European aerospace giant EADS, the maker of Airbus aircraft, announced plans Monday to cut 5,800 jobs in its defence and space division over three years.
The job cuts, part of a major restructuring in the face of falling orders, will affect the group’s workforce in Germany, France, Spain and Britain, the company said in a statement.
The news came after a meeting of its European works council with chief executive Tom Enders, whose bold plan to merge the conglomerate with Britain’s defence group BAE Systems was torpedoed last year with a surprise veto by Germany.
“We need to improve our competitiveness in defence and space — and we need to do it now,” Enders said, according to the statement.
“With our traditional markets down, we urgently need to improve access to international customers, to growth markets. For that to work, we need to cut costs, eliminate product and resource overlaps, create synergies in our operations and product portfolio and better focus our Research and Development efforts.”
He added: “That’s what the restructuring and integration plan for our defence and space business is all about.”
An industry source said about 2,600 of the job cuts would be in Germany, around 1,700 in France, 700 in Britain and another 600 in Spain.
However France’s Labour Minister Michel Sapin insisted later that despite the thousands of defence job losses at EADS there would be no forced layoffs.
Speaking on French television he said that efforts would be made “to slide personnel who currently work in armaments towards the civil sector”.
He assured that “there will be no layoffs.
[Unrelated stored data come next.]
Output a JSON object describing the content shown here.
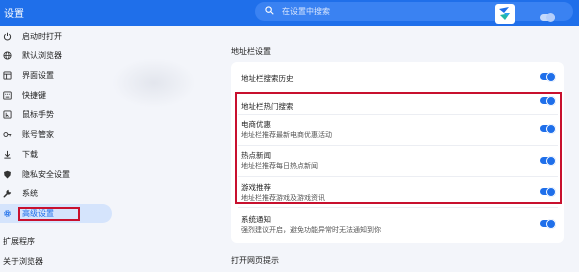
{
  "app": {
    "title": "设置",
    "search_placeholder": "在设置中搜索",
    "logo_icon": "browser-logo-icon",
    "colors": {
      "accent": "#1f6fea",
      "highlight_border": "#c8102e",
      "background": "#f3f5fa",
      "card": "#ffffff"
    }
  },
  "sidebar": {
    "items": [
      {
        "label": "启动时打开",
        "icon": "power-icon"
      },
      {
        "label": "默认浏览器",
        "icon": "globe-icon"
      },
      {
        "label": "界面设置",
        "icon": "layout-icon"
      },
      {
        "label": "快捷键",
        "icon": "keyboard-icon"
      },
      {
        "label": "鼠标手势",
        "icon": "mouse-icon"
      },
      {
        "label": "账号管家",
        "icon": "key-icon"
      },
      {
        "label": "下载",
        "icon": "download-icon"
      },
      {
        "label": "隐私安全设置",
        "icon": "shield-icon"
      },
      {
        "label": "系统",
        "icon": "wrench-icon"
      },
      {
        "label": "高级设置",
        "icon": "gear-icon",
        "active": true
      }
    ],
    "extensions_label": "扩展程序",
    "about_label": "关于浏览器"
  },
  "main": {
    "section_title": "地址栏设置",
    "rows": [
      {
        "title": "地址栏搜索历史",
        "desc": "",
        "enabled": true
      },
      {
        "title": "地址栏热门搜索",
        "desc": "",
        "enabled": true
      },
      {
        "title": "电商优惠",
        "desc": "地址栏推荐最新电商优惠活动",
        "enabled": true
      },
      {
        "title": "热点新闻",
        "desc": "地址栏推荐每日热点新闻",
        "enabled": true
      },
      {
        "title": "游戏推荐",
        "desc": "地址栏推荐游戏及游戏资讯",
        "enabled": true
      },
      {
        "title": "系统通知",
        "desc": "强烈建议开启，避免功能异常时无法通知到你",
        "enabled": true
      }
    ],
    "next_section_title": "打开网页提示"
  }
}
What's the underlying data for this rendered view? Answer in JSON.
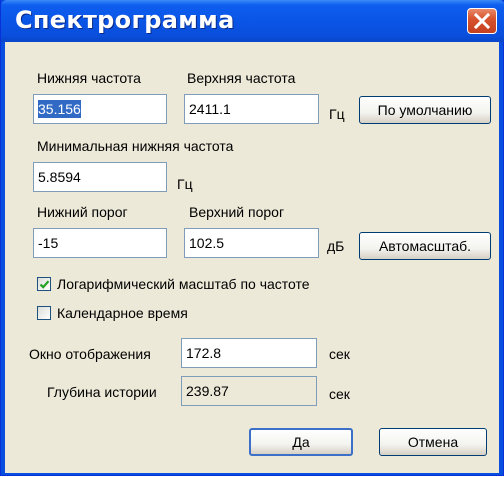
{
  "window": {
    "title": "Спектрограмма",
    "close_icon": "close-icon"
  },
  "labels": {
    "low_freq": "Нижняя частота",
    "high_freq": "Верхняя частота",
    "hz_1": "Гц",
    "min_low_freq": "Минимальная нижняя частота",
    "hz_2": "Гц",
    "low_threshold": "Нижний порог",
    "high_threshold": "Верхний порог",
    "db": "дБ",
    "display_window": "Окно отображения",
    "sec_1": "сек",
    "history_depth": "Глубина истории",
    "sec_2": "сек"
  },
  "fields": {
    "low_freq": "35.156",
    "high_freq": "2411.1",
    "min_low_freq": "5.8594",
    "low_threshold": "-15",
    "high_threshold": "102.5",
    "display_window": "172.8",
    "history_depth": "239.87"
  },
  "checkboxes": {
    "log_scale": {
      "label": "Логарифмический масштаб по частоте",
      "checked": true
    },
    "calendar_time": {
      "label": "Календарное время",
      "checked": false
    }
  },
  "buttons": {
    "default": "По умолчанию",
    "autoscale": "Автомасштаб.",
    "ok": "Да",
    "cancel": "Отмена"
  }
}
Not one single person is going to the unemployment centre as within the group itself there are jobs being created”.
Anticipating fierce resistance from labour representatives, the company said it would do what it could to cushion the impact of the cuts, due to be completed by the end of 2016.
Furloughed employees will be offered redeployment in 1,500 jobs at the company’s Airbus and Eurocopter divisions.
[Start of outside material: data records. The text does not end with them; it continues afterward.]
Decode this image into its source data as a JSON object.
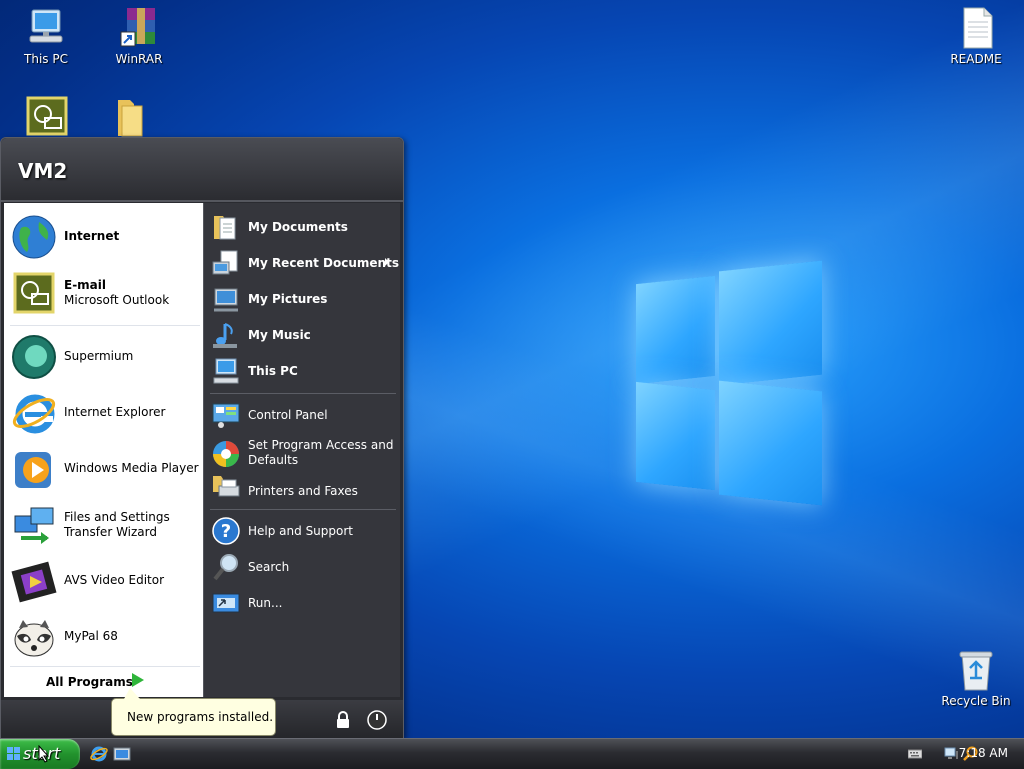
{
  "desktop": {
    "icons": [
      {
        "label": "This PC"
      },
      {
        "label": "WinRAR"
      },
      {
        "label": "README"
      },
      {
        "label": "Recycle Bin"
      }
    ]
  },
  "start_menu": {
    "user_name": "VM2",
    "left_items": [
      {
        "title": "Internet",
        "subtitle": ""
      },
      {
        "title": "E-mail",
        "subtitle": "Microsoft Outlook"
      },
      {
        "title": "Supermium"
      },
      {
        "title": "Internet Explorer"
      },
      {
        "title": "Windows Media Player"
      },
      {
        "title": "Files and Settings",
        "title2": "Transfer Wizard"
      },
      {
        "title": "AVS Video Editor"
      },
      {
        "title": "MyPal 68"
      }
    ],
    "all_programs_label": "All Programs",
    "right_items": [
      {
        "label": "My Documents"
      },
      {
        "label": "My Recent Documents"
      },
      {
        "label": "My Pictures"
      },
      {
        "label": "My Music"
      },
      {
        "label": "This PC"
      },
      {
        "label": "Control Panel"
      },
      {
        "label": "Set Program Access and",
        "label2": "Defaults"
      },
      {
        "label": "Printers and Faxes"
      },
      {
        "label": "Help and Support"
      },
      {
        "label": "Search"
      },
      {
        "label": "Run..."
      }
    ]
  },
  "balloon": {
    "text": "New programs installed."
  },
  "taskbar": {
    "start_label": "start",
    "clock": "7:18 AM"
  },
  "colors": {
    "start_green": "#22922d",
    "menu_dark": "#2a2b30",
    "desktop_blue": "#0646b3"
  }
}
About 1,300 short-term contracts will not be renewed, and with voluntary measures, the company estimated final redundancies to come in at between 1,000 and 1,450 employees.
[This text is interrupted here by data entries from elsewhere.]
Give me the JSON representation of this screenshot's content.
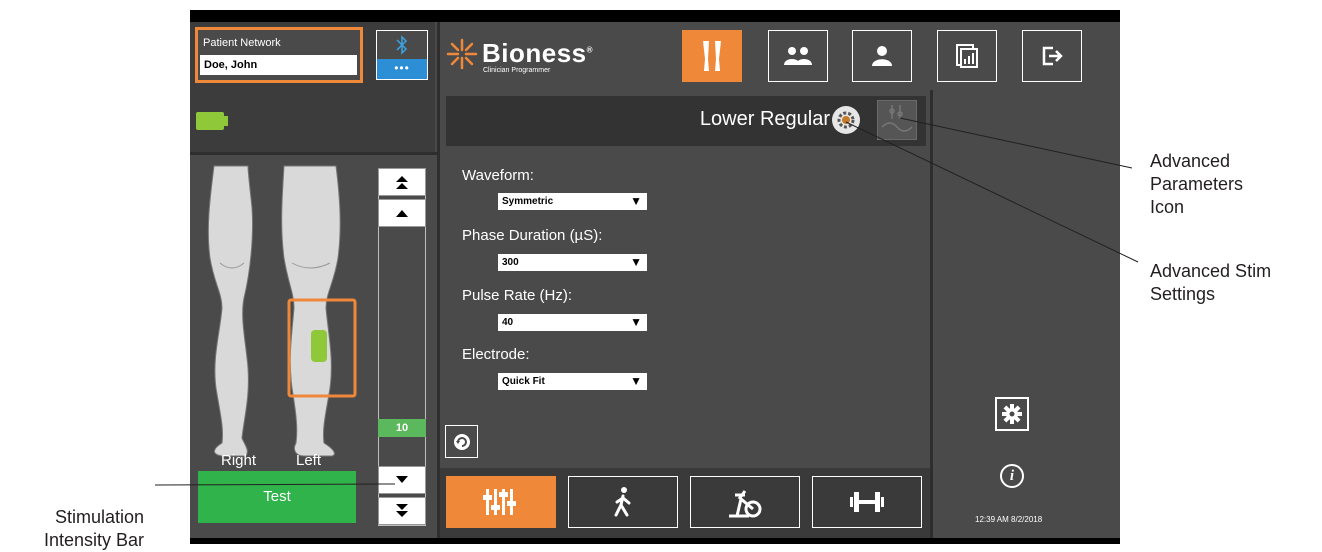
{
  "patient": {
    "network_label": "Patient Network",
    "name": "Doe, John"
  },
  "bluetooth": {
    "icon": "bluetooth-icon",
    "dots": "•••"
  },
  "colors": {
    "accent": "#f0883a",
    "battery": "#8fc93a",
    "test": "#2fb34a",
    "bluetooth": "#2c8fd6",
    "intensity_value_bg": "#5cb85c"
  },
  "brand": {
    "name": "Bioness",
    "mark": "®",
    "subtitle": "Clinician Programmer"
  },
  "toolbar": {
    "items": [
      "legs-icon",
      "group-icon",
      "person-icon",
      "report-icon",
      "exit-icon"
    ]
  },
  "legs": {
    "right_label": "Right",
    "left_label": "Left"
  },
  "intensity": {
    "value": "10"
  },
  "test_label": "Test",
  "program": {
    "title": "Lower Regular",
    "fields": [
      {
        "label": "Waveform:",
        "value": "Symmetric"
      },
      {
        "label": "Phase Duration (µS):",
        "value": "300"
      },
      {
        "label": "Pulse Rate (Hz):",
        "value": "40"
      },
      {
        "label": "Electrode:",
        "value": "Quick Fit"
      }
    ]
  },
  "bottom_tabs": [
    "sliders-icon",
    "walking-icon",
    "bike-icon",
    "dumbbell-icon"
  ],
  "status": {
    "timestamp": "12:39 AM 8/2/2018"
  },
  "annotations": {
    "advanced_parameters": [
      "Advanced",
      "Parameters",
      "Icon"
    ],
    "advanced_stim": [
      "Advanced Stim",
      "Settings"
    ],
    "stim_intensity": [
      "Stimulation",
      "Intensity Bar"
    ]
  }
}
“The group also intends to enter into negotiations with its works councils to seek agreements on labour cost reductions which could help mitigate the social impact of the restructuring plan,” it added.
EADS has previously announced that it is changing its name to Airbus to raise its public profile.
The overhauled defence and space division, to be called Airbus DS, will have a streamlined legal structure to cut costs and be up and running by January 1, the company said.
Shares in EADS rose 0.82 percent to 50.49 euros in Paris on the news.
But a French union, the FO Metalworkers’ Federation, reacted angrily to the announcement, protesting that EADS on the whole “is doing well financially and its order books are in good shape”.
It said the group’s focus on improving its profit margin should not come at the expense of its staff and urged the French state as a major shareholder to fight to protect jobs.
“FO calls on EADS to avoid layoffs and appeals to its sense of responsibility and solidarity so that no employee will be left behind,” it said.
Enders has stressed that the company cannot continue with business as usual while government clients are increasingly resorting to cuts to the military to shore up strained public finances.
He has cited lost orders worth several billion euros (dollars) in Germany alone that the company had thought were certain.
In November, Germany’s biggest union IG Metall held industrial action as a warning against the company’s expected restructuring plans.
IG Metall’s Ruediger Luetjen, who is head of EADS’ European works council, said in a statement the union was unhappy that forced redundancies had not been excluded from the restructuring plan.
These “aren’t an option” when EADS is highly profitable, said Luetjen, adding, “competitiveness isn’t increased when one loses highly qualified and motivated people”.
But the overhaul is seen by management as unavoidable after the failed plan to merge with BAE.
That was shelved after objections from Germany, which had worried it would trigger major job losses.
The success of the Airbus division came after a radical restructuring in 2007 in a plan that originally called for 10,000 job cuts, but in the end cost 7,900 jobs.